Череда дружеских застолий, которые для «родственных во эстетике душ» всегда — «флешмоб взаимопонимания, <…> парад предвкушений», пир духовный — один из лейтмотивов повести. Это эллинская (вспомним палладианство творений Львова) полнота бытия, не купированная навязанными аскезами. Здесь «смена обстановки, девственные гостиничные простыни», «саккумулированная в поездке поэтическая энергия», «Никольское-Черенчицы в штриховке дождя», «невыносимая мужская красота хозяина усадьбы» дает возможность супругам с многолетним стажем высекать «вольтову дугу» страсти. Здесь рисуют не только на холсте и бумаге, но «армянским и ставропольским коньяком по розовому шелку внутренностей», «по звездам, соединяя их в новые созвездия».
Таня исследует образ своего героя не как ученый-архивист, — скорее, как влюбленная женщина («Хорошее топливо — интерес женщины к мужчине»). Чтобы приблизить его из исторического далека, она первым делом избавляет Львова в воображении от шлафрока, бархатных панталон, кюлот и белых чулок. Его «сухощавое, гармонично сложенное тело» и «прекрасное, умное лицо» становятся источником эротических фантазий во время бессонницы. Через этот смелый эпизод вводятся и вольные рассуждения самого Львова о женской красоте, рассмотренные на примерах живописи Рубенса, Тициана, Франса ван Мириса.

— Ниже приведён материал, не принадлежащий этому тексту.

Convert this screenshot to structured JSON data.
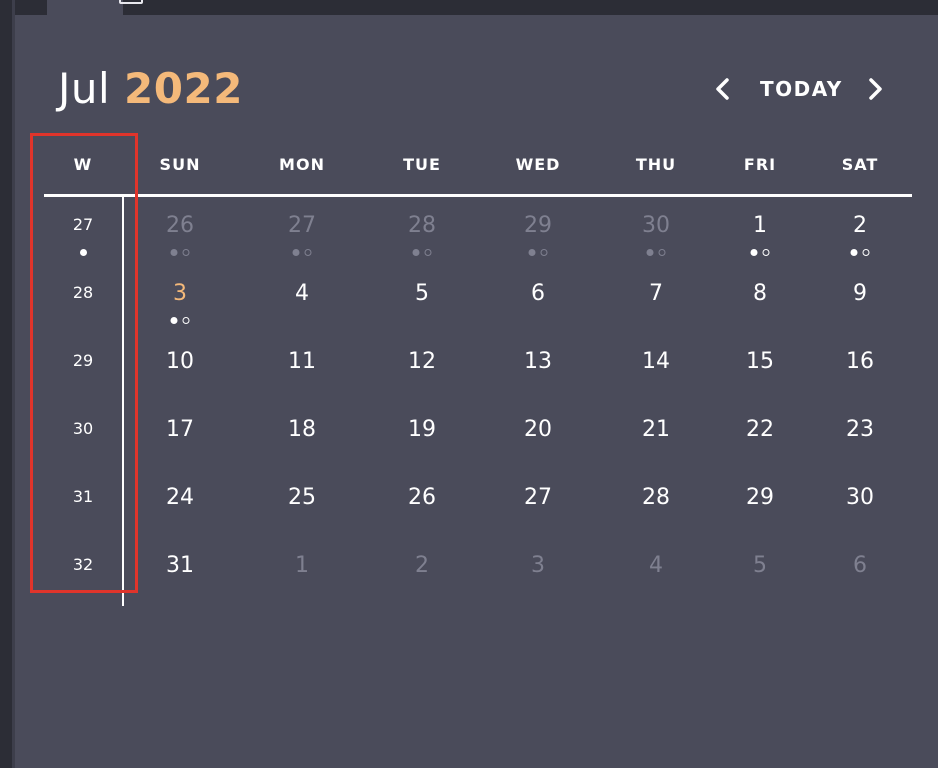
{
  "header": {
    "month": "Jul",
    "year": "2022",
    "today_label": "TODAY",
    "prev_icon": "chevron-left-icon",
    "next_icon": "chevron-right-icon"
  },
  "colors": {
    "background": "#4a4b5a",
    "accent": "#f4b97a",
    "text": "#ffffff",
    "muted": "#7f8090",
    "highlight_box": "#e0342b"
  },
  "weekdays": [
    "W",
    "SUN",
    "MON",
    "TUE",
    "WED",
    "THU",
    "FRI",
    "SAT"
  ],
  "weeks": [
    {
      "week_number": "27",
      "week_dot": true,
      "days": [
        {
          "label": "26",
          "current_month": false,
          "events": true
        },
        {
          "label": "27",
          "current_month": false,
          "events": true
        },
        {
          "label": "28",
          "current_month": false,
          "events": true
        },
        {
          "label": "29",
          "current_month": false,
          "events": true
        },
        {
          "label": "30",
          "current_month": false,
          "events": true
        },
        {
          "label": "1",
          "current_month": true,
          "events": true
        },
        {
          "label": "2",
          "current_month": true,
          "events": true
        }
      ]
    },
    {
      "week_number": "28",
      "week_dot": false,
      "days": [
        {
          "label": "3",
          "current_month": true,
          "today": true,
          "events": true
        },
        {
          "label": "4",
          "current_month": true
        },
        {
          "label": "5",
          "current_month": true
        },
        {
          "label": "6",
          "current_month": true
        },
        {
          "label": "7",
          "current_month": true
        },
        {
          "label": "8",
          "current_month": true
        },
        {
          "label": "9",
          "current_month": true
        }
      ]
    },
    {
      "week_number": "29",
      "week_dot": false,
      "days": [
        {
          "label": "10",
          "current_month": true
        },
        {
          "label": "11",
          "current_month": true
        },
        {
          "label": "12",
          "current_month": true
        },
        {
          "label": "13",
          "current_month": true
        },
        {
          "label": "14",
          "current_month": true
        },
        {
          "label": "15",
          "current_month": true
        },
        {
          "label": "16",
          "current_month": true
        }
      ]
    },
    {
      "week_number": "30",
      "week_dot": false,
      "days": [
        {
          "label": "17",
          "current_month": true
        },
        {
          "label": "18",
          "current_month": true
        },
        {
          "label": "19",
          "current_month": true
        },
        {
          "label": "20",
          "current_month": true
        },
        {
          "label": "21",
          "current_month": true
        },
        {
          "label": "22",
          "current_month": true
        },
        {
          "label": "23",
          "current_month": true
        }
      ]
    },
    {
      "week_number": "31",
      "week_dot": false,
      "days": [
        {
          "label": "24",
          "current_month": true
        },
        {
          "label": "25",
          "current_month": true
        },
        {
          "label": "26",
          "current_month": true
        },
        {
          "label": "27",
          "current_month": true
        },
        {
          "label": "28",
          "current_month": true
        },
        {
          "label": "29",
          "current_month": true
        },
        {
          "label": "30",
          "current_month": true
        }
      ]
    },
    {
      "week_number": "32",
      "week_dot": false,
      "days": [
        {
          "label": "31",
          "current_month": true
        },
        {
          "label": "1",
          "current_month": false
        },
        {
          "label": "2",
          "current_month": false
        },
        {
          "label": "3",
          "current_month": false
        },
        {
          "label": "4",
          "current_month": false
        },
        {
          "label": "5",
          "current_month": false
        },
        {
          "label": "6",
          "current_month": false
        }
      ]
    }
  ]
}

Точнее всего причину одержимости личностью Львова для тех, кто спустя 200 лет попадает под его обаяние, формулирует экскурсовод-фанатик Саша: «Да просто он созвучен, современен нам психическим укладом! Такой хорошей торопыжестостью. Жадностью до жизни. Взведенностью… Он жил проектами. Кто еще в XVIII веке жил проектами? Ломоносов… Новиков… Болотов. Причем проектами разноплановыми! Бесконечно значимыми и важными! Созидательными. Просветительскими».
Риздвенко играет разными жанровыми подходами, не отказывая себе и в удовольствии разместить на страницах повести потенциальную рецензию. Сделано это не без тонкого юмора, но нельзя не согласиться, «что автору удалось развернуть свежую, живую интригу вокруг событий более чем двухсотлетней давности, завязанной к тому же на архитектуре». Да, в тексте прекрасно «обошлись с исторической основой, хирургической ниткой (рассасывающейся) сшив ее с современностью». От себя заметим: «прыжки во времени», «изящная игра в детектив», «обманки, капканы, разложенные в ткани повествования» — это далеко не все. Текст — многоуровневый, его можно рассматривать и как травелог, как путеводитель по среднерусской полосе. Но самое ценное в нем — живая, глубинно-эмоциональная связь между людьми XXI века и их далекими предками. Риздвенко удалось в каком-то смысле восстановить непрерывность исторического развития России. И обнаружить в затерянной в глуши Ротонде, Храме солнца, как аттестовал его создатель, сокровище бессмертия.